Even with the expansion of computer-based news-gathering, Jaroslovsky believes the human element remains critical.

“The use of algorithms, the use of machine learning and artificial intelligence in surfacing and curating news is the cutting edge right now,” he says. “But as we’ve seen through the Facebook debacle in 2016 (when the company’s site was overrun by fake news), and the polarization of American politics, if you can use technology without human oversight and human responsibility, the consequences can be horrific. … Where I think we have to go is (to create) a greater sense of ethics and responsibility on the part of the platforms that wield the technology.”

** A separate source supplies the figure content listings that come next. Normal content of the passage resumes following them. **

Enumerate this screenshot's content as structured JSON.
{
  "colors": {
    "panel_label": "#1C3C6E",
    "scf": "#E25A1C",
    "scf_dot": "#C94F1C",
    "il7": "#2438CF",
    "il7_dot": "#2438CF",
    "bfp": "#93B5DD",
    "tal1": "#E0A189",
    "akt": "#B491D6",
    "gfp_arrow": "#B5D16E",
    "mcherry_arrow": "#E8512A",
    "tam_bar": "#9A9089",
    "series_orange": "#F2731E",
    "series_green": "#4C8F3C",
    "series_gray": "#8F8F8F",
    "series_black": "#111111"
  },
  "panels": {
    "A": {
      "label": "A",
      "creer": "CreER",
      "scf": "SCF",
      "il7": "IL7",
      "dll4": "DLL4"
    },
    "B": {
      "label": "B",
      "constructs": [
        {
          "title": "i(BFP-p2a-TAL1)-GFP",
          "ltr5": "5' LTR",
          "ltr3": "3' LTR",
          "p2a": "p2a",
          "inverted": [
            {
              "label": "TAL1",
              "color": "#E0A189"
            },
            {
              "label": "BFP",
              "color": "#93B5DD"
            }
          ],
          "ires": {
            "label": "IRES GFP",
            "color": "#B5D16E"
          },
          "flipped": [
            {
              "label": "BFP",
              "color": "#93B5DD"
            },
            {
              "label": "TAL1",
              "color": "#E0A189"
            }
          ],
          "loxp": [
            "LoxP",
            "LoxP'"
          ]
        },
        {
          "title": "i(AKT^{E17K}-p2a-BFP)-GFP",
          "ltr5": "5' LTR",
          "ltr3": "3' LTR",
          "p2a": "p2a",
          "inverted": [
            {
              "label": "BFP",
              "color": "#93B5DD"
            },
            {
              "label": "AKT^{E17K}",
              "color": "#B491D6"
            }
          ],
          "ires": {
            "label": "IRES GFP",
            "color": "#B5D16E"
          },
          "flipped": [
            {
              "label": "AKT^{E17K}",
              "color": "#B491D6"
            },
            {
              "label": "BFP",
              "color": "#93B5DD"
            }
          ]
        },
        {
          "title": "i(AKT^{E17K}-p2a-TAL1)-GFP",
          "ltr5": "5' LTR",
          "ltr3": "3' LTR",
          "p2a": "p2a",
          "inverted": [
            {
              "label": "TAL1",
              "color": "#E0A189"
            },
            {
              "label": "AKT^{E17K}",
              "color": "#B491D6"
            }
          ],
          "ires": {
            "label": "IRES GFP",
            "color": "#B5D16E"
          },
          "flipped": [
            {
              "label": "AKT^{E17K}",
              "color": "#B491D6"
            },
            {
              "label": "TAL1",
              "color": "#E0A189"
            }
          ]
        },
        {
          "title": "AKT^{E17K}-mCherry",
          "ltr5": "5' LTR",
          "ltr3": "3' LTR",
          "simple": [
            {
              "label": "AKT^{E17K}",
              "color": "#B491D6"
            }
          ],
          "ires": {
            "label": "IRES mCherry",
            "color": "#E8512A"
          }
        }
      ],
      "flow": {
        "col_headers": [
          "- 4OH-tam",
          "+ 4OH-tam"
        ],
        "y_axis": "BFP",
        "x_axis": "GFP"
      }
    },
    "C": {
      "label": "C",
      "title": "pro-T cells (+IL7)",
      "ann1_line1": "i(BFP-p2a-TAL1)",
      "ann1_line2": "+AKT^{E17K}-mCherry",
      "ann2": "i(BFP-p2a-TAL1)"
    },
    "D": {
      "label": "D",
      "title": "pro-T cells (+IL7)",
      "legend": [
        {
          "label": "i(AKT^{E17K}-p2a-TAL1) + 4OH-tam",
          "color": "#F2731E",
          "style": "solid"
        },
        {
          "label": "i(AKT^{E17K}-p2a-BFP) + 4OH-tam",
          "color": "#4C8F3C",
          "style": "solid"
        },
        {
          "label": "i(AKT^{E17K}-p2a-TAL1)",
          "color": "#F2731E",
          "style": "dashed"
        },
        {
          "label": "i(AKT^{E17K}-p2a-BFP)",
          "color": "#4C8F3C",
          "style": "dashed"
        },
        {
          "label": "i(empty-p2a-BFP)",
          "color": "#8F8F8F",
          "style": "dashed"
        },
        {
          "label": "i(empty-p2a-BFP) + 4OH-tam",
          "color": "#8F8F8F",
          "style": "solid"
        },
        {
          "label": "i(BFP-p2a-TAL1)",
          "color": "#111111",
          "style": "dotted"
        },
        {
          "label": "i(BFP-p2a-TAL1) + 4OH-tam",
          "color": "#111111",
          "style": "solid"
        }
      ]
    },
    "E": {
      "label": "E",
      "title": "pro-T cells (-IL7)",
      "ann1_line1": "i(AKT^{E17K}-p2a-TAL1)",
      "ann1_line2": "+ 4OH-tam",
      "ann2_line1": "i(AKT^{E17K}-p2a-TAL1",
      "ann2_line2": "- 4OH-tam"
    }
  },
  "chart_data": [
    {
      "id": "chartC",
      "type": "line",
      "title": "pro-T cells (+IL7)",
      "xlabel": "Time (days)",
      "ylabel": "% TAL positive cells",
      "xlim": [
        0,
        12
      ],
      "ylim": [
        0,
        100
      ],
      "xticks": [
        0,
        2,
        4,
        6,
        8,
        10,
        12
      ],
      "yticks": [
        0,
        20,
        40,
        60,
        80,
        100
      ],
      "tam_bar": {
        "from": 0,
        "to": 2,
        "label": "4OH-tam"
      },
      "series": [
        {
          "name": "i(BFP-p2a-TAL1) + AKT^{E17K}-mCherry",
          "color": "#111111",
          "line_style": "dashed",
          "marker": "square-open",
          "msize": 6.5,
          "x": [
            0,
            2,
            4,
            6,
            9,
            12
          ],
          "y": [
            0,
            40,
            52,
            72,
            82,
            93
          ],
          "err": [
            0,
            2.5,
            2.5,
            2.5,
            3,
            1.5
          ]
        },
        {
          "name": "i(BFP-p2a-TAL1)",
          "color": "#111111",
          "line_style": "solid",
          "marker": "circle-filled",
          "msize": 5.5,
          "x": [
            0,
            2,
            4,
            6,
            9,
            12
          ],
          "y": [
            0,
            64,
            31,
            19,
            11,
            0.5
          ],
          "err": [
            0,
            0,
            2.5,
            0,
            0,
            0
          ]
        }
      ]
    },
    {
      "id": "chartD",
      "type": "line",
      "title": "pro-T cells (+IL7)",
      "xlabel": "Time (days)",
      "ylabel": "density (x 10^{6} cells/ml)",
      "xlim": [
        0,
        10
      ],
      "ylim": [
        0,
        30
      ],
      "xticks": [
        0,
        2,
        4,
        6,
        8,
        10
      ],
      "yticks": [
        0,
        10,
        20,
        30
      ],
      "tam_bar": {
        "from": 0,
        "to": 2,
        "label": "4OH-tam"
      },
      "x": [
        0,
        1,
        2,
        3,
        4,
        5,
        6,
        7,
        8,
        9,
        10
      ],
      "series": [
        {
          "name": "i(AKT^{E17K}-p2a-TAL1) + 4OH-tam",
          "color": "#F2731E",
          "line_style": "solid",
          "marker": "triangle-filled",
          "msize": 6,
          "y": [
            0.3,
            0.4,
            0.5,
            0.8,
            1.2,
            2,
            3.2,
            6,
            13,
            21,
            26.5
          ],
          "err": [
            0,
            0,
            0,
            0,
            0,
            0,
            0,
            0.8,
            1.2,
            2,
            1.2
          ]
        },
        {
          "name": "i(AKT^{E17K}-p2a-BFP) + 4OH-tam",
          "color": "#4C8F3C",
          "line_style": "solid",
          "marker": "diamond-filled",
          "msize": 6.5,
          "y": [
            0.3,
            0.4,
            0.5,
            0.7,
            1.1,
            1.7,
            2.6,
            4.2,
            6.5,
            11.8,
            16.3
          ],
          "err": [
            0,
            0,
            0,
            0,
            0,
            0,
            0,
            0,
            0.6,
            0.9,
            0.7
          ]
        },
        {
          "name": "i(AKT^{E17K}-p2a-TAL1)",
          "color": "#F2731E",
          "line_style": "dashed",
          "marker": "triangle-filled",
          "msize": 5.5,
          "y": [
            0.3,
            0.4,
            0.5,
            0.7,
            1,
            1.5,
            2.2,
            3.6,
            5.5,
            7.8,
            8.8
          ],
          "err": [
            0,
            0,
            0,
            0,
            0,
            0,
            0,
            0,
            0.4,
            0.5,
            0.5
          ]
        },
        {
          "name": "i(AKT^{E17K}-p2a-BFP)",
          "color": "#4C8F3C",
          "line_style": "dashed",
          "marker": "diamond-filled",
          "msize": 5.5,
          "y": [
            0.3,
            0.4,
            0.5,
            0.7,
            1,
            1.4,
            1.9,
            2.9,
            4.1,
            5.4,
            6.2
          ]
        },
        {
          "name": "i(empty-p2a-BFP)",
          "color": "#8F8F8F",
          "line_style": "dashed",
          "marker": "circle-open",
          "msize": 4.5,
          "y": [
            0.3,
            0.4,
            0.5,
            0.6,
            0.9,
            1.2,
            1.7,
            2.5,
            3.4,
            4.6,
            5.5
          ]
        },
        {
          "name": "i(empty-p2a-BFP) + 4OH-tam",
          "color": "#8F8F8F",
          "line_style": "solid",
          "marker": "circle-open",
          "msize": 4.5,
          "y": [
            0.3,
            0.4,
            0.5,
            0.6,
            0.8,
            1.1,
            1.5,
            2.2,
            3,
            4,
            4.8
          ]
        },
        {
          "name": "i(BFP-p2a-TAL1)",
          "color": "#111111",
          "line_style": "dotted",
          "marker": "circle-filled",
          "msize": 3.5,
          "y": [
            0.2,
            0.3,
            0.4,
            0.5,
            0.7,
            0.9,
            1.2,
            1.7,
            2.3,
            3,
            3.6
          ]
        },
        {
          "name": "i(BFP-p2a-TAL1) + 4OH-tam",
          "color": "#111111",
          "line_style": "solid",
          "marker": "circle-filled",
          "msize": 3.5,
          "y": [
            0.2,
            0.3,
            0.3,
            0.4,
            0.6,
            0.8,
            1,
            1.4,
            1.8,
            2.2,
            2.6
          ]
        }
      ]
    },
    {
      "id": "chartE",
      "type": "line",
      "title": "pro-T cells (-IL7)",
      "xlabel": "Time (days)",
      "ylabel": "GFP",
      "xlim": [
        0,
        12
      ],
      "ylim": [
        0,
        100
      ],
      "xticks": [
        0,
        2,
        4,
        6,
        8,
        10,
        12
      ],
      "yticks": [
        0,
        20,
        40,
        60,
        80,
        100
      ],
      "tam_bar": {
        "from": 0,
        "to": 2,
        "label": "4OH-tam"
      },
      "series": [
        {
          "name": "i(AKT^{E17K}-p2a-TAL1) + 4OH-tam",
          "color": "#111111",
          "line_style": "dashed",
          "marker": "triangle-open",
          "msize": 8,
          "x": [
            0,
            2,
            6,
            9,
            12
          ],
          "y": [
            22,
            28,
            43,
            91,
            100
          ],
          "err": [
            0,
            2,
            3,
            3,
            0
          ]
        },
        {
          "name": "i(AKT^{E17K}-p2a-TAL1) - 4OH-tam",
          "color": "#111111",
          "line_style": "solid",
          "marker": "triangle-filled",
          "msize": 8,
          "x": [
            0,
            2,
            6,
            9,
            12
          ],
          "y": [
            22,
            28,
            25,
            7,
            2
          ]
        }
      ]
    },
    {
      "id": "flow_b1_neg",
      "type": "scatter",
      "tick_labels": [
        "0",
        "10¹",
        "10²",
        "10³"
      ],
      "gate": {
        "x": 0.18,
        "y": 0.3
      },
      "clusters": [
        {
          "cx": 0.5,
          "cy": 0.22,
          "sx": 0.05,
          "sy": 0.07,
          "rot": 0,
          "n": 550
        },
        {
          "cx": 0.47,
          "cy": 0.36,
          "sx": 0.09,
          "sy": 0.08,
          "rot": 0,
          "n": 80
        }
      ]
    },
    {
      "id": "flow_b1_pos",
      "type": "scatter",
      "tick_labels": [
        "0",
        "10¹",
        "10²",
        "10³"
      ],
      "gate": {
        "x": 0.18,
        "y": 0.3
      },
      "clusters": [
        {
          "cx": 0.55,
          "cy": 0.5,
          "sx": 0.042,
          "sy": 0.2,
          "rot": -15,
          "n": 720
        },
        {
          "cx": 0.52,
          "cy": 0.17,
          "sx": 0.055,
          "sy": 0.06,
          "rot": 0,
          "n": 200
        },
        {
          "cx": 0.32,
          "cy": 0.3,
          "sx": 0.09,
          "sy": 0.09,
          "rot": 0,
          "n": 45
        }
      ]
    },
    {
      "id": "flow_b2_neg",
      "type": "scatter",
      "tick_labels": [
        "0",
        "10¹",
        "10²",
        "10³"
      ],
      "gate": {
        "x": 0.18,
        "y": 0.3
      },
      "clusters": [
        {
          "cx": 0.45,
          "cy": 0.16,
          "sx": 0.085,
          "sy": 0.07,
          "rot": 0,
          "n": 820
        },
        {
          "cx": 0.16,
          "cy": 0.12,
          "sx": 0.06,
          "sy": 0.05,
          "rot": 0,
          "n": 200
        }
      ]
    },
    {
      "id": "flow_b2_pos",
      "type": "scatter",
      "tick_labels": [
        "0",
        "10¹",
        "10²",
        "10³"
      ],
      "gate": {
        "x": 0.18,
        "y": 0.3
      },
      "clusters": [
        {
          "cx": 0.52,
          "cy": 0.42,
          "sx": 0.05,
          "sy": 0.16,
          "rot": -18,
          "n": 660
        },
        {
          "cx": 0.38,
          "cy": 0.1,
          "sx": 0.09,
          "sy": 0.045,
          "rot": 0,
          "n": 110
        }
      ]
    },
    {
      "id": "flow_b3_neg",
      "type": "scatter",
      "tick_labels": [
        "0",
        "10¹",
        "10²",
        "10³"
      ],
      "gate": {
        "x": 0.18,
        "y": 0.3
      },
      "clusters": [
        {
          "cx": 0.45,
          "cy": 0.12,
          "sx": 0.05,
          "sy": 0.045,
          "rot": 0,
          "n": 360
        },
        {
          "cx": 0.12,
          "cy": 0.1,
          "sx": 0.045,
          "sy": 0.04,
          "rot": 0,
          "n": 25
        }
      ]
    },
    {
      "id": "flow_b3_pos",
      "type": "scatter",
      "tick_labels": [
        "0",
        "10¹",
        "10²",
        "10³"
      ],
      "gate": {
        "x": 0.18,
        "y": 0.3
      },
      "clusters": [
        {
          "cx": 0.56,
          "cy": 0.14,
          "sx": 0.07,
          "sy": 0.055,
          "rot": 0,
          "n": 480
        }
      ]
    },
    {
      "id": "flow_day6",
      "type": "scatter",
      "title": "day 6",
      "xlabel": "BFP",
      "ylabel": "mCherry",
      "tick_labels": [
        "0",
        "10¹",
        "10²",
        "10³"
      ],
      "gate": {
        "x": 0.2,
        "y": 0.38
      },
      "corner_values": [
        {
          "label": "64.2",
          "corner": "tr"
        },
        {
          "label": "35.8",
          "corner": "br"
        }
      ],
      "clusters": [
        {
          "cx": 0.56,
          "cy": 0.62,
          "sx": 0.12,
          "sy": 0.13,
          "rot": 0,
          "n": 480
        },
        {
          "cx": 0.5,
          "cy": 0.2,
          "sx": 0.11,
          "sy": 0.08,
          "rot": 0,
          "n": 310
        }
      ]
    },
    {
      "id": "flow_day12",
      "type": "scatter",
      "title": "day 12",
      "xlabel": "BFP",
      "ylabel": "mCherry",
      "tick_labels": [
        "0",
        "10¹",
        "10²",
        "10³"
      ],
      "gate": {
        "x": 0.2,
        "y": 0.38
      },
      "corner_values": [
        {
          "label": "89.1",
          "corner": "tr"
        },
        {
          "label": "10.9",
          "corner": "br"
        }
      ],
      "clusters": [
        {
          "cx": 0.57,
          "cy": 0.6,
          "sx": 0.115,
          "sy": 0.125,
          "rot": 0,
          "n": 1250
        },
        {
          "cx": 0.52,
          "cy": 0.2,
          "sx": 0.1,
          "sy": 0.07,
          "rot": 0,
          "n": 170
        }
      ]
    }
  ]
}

It’s a subject that Jaroslovsky hammers home every fall semester to the UC-Berkeley undergraduates who take his weekly class about online media. (Jaroslovsky has also taught at Columbia and Duke.) He also frequently points out that whereas people today may take Internet news for granted, it wasn’t so long ago that the medium didn’t exist.

What’s New Is Not That Old

Jaroslovsky says his students often initially believe “something is the way it is, and it’s always been that way, because they don’t remember anything different. But (it’s rewarding) when you see them start to understand that things are the way they are because of a process, because of things that may have happened several years ago, and then they’re able to sort of extrapolate when something happens now.”

What’s happening now is always on Jaroslovsky’s mind, and is the focus of SmartNews and other online news providers. And even though he was a pioneer in the medium, he still sometimes marvels at its capabilities – as when he pushed a breaking story onto the SmartNews site from his cellphone while riding a bus in Tel Aviv, Israel.

Still, he’s always aware of the historical perspective – in this case, dating back to the mid-1990s.

“These things that today seem so completely self-evident – back then, it was a whole new paradigm. Looking back on it, you go, ‘Well, duh.’ That was not exactly a flash of blinding insight. But at the time, nobody knew anything. And that’s what made it so much damn fun.”

Jaroslovsky talks about Reagan: “As an experiment, the White House invited a few of us regulars on the beat to off-the-record drinks with the President one afternoon in, I think, 1983. Reagan was his usual charming, maddening self — spinning some of his wonderful Hollywood stories while completely avoiding anything substantive. Finally, as we were getting up to go, one of my colleagues tried one more time to get him to say something interesting: ‘So, Mr. President, who do you think the Democrats will run against you next year? Think it will be Teddy?’ (Senator Edward M. Kennedy of Massachusetts, who in 1969 drove a car off a bridge, causing a young woman to drown.) Reagan, with his hand on the doorknob, paused, tilted his head and, with a smile on his lips and a twinkle in his eye, said: ‘Well, I’ve always thought if I ran against that fella, all I’d have to do is get out the old pictures of me in my lifeguard uniform.’ And with that, he was gone — leaving us stunned for a moment until someone said, ‘Did he just say what I think he said?’ Oh, yeah. The single nastiest crack I’ve ever heard one politician make about another, and he did it so deftly that you’d never even feel the blade. Told me a lot about the guy.”